Discussion: Why "An estimate of the science-wise false discovery rate and application to the top medical literature" is false.

Jager and Leek have tried to estimate a false-discovery rate (FDR) in abstracts of articles published in five medical journals during 2000-2010. Their approach is flawed in sampling, calculations, and conclusions. It uses a tiny portion of select papers in highly select journals. Randomized controlled trials and systematic reviews (designs with the lowest anticipated false-positive rates) are 52% of the analyzed papers, while these designs account for only 4% in PubMed in the same period. The FDR calculations consider the entire published literature as equivalent to a single genomic experiment where all performed analyses are reported without selection or distortion. However, the data used are the P-values reported in the abstracts of published papers; these P-values are a highly distorted, highly select sample. Besides selective reporting biases, all other biases, in particular confounding in observational studies, are also ignored, while these are often the main drivers for high false-positive rates in the biomedical literature.
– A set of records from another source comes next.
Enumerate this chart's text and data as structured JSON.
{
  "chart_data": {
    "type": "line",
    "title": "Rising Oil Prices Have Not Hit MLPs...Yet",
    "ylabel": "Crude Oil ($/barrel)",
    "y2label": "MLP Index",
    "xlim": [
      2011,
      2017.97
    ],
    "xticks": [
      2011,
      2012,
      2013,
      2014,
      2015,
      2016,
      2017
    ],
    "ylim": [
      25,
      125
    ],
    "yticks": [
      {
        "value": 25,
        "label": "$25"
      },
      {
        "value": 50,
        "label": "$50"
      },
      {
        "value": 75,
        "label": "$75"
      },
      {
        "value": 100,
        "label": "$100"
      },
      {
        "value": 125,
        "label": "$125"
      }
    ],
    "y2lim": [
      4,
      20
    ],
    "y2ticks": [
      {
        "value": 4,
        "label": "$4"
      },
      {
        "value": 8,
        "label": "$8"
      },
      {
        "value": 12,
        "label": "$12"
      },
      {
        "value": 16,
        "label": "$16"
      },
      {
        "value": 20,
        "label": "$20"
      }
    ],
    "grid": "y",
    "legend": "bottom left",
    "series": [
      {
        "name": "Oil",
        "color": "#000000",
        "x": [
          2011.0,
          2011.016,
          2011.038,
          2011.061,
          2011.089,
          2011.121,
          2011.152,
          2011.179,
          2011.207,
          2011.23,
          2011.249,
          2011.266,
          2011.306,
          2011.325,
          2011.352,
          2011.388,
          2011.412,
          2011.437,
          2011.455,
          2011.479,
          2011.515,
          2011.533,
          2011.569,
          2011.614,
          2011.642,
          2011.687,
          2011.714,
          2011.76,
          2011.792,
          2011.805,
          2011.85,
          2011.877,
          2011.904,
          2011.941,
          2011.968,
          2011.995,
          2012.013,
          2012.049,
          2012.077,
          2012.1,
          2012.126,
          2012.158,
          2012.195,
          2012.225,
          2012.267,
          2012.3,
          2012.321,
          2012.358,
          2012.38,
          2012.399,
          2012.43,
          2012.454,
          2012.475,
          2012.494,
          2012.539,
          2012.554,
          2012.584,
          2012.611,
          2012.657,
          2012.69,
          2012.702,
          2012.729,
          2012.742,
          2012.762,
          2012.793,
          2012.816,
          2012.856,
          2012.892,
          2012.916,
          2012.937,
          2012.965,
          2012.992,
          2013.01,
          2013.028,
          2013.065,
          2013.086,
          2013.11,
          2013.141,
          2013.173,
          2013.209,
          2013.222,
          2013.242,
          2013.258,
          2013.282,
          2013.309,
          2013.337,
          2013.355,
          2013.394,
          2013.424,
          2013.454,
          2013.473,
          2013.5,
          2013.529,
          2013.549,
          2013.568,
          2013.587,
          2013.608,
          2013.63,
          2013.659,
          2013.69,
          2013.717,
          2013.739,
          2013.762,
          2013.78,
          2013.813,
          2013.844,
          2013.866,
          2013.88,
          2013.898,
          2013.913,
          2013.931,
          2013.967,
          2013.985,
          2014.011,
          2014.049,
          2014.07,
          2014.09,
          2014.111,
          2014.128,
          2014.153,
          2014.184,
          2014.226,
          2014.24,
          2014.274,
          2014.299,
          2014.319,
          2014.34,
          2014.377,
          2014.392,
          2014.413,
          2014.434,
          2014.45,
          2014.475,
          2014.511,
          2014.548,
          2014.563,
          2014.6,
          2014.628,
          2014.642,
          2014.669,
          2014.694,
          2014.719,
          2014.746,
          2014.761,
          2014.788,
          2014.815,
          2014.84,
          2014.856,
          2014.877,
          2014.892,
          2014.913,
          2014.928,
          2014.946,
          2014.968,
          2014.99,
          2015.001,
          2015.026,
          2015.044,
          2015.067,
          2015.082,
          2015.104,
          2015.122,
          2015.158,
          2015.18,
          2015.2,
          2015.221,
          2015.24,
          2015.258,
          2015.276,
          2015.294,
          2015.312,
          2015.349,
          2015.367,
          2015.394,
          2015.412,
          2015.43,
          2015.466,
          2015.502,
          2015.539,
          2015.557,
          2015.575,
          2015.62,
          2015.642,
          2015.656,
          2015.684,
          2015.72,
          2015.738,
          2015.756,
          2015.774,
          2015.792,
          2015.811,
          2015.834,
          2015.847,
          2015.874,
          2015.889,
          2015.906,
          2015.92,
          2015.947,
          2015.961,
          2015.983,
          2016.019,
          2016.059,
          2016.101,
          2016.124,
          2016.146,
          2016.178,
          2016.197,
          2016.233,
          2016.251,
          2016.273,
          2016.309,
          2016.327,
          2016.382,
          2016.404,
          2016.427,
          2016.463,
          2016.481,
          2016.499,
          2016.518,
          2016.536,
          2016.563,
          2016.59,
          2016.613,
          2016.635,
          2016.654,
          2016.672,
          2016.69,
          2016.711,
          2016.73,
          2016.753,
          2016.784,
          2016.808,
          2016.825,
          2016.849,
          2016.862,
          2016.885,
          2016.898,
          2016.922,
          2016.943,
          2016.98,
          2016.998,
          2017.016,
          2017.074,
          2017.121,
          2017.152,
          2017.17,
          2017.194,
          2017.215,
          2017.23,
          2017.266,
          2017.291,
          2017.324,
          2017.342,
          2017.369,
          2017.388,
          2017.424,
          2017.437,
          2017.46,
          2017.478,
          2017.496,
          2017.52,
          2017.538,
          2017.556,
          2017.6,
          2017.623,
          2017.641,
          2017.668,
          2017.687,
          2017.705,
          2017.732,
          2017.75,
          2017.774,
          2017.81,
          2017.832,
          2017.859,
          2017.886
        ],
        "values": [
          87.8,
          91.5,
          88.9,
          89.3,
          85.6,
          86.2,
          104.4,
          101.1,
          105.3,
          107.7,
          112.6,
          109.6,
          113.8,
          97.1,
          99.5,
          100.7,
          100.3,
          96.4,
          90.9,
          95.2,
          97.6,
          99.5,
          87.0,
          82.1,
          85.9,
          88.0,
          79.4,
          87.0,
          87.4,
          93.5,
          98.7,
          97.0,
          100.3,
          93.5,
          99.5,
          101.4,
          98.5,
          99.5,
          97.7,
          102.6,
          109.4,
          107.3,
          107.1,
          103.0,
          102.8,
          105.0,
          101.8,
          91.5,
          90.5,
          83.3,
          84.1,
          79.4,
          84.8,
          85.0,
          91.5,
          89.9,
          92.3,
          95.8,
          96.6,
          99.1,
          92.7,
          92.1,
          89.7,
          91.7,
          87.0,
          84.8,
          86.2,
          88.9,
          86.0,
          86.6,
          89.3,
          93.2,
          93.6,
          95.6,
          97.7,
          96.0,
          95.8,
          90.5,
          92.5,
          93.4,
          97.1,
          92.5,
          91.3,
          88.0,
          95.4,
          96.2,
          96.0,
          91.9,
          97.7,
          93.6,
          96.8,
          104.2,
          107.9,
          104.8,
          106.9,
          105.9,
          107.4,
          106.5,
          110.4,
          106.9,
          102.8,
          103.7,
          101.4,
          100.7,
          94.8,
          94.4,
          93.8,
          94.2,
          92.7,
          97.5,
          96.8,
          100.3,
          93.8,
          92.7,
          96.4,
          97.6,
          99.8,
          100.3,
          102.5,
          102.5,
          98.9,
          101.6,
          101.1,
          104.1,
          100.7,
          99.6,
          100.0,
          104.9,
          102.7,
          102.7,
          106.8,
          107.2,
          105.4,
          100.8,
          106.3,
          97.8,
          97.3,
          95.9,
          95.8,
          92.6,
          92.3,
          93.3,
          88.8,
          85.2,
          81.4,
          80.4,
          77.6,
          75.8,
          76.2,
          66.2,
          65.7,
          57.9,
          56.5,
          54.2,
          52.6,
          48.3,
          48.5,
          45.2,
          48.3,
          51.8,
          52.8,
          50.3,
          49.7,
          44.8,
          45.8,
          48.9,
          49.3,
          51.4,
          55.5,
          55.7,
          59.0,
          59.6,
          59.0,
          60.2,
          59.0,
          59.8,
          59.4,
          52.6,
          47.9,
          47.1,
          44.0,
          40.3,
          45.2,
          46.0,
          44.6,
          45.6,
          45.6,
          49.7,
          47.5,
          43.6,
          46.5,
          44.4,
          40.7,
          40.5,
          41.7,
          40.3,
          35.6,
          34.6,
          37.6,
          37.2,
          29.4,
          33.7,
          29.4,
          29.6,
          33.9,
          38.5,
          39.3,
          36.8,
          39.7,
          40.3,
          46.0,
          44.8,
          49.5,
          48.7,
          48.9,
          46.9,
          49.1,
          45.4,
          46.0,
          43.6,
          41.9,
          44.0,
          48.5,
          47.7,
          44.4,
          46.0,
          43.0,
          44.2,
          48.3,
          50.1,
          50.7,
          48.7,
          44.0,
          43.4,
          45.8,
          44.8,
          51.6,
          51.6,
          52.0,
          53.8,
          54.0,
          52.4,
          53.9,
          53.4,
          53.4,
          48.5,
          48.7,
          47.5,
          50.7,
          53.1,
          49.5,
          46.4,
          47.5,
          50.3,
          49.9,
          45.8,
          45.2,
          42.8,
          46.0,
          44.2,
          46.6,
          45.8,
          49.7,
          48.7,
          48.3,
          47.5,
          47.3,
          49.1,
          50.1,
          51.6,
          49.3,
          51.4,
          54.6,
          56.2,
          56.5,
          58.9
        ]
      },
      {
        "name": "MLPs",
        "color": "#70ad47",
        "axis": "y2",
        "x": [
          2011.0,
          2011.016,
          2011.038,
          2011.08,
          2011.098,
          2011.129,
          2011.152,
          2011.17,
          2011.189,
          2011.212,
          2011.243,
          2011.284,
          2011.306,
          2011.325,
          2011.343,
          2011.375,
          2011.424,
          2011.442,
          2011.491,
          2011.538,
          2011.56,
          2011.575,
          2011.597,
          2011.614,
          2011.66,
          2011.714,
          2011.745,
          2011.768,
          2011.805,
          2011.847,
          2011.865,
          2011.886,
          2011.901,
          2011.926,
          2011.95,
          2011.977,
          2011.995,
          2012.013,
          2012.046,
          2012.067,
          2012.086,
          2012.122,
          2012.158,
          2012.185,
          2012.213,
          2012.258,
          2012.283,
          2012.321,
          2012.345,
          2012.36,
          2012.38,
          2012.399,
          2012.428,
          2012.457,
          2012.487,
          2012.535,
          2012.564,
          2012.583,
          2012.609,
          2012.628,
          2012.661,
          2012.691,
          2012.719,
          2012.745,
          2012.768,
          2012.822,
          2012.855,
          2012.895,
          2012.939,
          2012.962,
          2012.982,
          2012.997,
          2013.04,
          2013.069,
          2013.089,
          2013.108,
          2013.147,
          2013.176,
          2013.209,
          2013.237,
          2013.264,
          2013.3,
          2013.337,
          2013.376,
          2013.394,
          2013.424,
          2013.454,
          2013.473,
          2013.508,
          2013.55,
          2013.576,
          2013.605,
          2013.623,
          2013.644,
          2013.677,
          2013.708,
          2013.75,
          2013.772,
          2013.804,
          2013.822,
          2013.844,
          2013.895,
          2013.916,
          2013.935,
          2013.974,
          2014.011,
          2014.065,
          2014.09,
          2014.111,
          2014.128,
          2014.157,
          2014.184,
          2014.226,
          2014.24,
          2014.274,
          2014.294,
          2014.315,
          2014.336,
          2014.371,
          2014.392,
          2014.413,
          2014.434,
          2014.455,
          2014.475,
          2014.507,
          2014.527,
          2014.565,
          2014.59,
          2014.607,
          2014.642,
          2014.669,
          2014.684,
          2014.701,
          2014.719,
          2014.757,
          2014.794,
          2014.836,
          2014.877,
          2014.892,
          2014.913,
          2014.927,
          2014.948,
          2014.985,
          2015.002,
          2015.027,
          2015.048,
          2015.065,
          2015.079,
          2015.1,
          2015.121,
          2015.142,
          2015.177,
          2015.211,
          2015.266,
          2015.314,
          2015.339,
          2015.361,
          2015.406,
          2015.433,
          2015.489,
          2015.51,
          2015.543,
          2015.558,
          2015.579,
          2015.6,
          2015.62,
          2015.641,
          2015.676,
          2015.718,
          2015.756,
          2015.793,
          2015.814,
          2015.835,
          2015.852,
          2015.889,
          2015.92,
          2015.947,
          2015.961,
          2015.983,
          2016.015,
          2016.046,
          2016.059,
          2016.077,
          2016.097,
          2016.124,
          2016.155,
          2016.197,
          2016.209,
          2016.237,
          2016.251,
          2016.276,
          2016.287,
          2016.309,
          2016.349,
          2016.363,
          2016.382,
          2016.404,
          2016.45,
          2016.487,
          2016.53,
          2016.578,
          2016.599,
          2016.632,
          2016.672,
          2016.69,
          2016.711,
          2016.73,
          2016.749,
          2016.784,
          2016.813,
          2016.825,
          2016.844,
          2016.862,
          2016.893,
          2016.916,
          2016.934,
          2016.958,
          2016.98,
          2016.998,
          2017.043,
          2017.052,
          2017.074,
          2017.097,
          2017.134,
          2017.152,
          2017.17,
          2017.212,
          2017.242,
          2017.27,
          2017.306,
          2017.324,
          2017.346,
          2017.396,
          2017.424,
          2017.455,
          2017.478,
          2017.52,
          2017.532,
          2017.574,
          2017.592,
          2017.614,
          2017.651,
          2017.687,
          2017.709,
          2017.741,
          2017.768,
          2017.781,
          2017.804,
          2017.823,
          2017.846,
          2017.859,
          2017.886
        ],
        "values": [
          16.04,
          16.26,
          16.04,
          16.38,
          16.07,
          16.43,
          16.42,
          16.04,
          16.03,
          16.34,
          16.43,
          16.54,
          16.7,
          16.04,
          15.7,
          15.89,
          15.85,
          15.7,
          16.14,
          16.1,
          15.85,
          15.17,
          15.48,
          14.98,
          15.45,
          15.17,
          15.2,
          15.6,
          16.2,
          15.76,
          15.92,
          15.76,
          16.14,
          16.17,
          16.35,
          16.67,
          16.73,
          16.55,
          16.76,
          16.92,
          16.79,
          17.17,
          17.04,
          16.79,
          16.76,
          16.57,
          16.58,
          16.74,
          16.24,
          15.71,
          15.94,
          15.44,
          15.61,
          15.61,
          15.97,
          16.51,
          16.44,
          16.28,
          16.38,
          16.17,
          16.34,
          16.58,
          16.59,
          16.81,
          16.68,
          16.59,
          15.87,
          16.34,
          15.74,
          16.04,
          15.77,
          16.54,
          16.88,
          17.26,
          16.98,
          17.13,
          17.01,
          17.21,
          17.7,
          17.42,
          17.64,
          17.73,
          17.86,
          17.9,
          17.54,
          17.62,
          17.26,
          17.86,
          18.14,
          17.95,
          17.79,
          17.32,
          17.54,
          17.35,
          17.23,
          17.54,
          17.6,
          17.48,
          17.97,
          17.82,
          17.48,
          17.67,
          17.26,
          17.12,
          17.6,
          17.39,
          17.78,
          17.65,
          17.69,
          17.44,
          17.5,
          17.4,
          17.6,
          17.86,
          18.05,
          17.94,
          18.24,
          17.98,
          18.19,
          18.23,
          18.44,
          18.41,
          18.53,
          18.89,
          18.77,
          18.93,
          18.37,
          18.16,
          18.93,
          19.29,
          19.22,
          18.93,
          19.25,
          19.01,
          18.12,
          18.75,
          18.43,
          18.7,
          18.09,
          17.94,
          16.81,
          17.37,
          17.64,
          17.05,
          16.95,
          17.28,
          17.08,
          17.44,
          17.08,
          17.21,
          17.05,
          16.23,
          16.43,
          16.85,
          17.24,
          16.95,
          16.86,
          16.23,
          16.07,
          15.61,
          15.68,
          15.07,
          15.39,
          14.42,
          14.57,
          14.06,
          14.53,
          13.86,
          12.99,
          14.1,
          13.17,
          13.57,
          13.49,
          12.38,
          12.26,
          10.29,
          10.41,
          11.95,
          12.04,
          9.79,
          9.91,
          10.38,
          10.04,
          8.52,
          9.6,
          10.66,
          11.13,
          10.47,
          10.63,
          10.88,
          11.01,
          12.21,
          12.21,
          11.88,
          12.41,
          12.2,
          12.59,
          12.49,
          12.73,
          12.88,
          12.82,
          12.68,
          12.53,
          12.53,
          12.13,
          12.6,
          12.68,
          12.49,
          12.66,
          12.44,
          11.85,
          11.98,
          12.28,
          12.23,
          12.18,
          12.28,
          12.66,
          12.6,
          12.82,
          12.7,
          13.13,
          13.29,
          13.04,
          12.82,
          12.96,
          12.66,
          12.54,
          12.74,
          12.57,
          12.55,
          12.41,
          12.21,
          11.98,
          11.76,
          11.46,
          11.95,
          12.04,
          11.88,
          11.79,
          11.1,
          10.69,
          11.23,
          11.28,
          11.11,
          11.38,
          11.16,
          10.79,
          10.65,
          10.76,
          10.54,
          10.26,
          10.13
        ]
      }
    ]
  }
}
A reproducibility check of the raw data shows that much of the data Jager and Leek used are either wrong or make no sense: most of the usable data were missed by their script, 94% of the abstracts that reported ≥2 P-values had high correlation/overlap between reported outcomes, and only a minority of P-values corresponded to relevant primary outcomes. The Jager and Leek paper exemplifies the dreadful combination of using automated scripts with wrong methods and unreliable data. Sadly, this combination is common in the medical literature.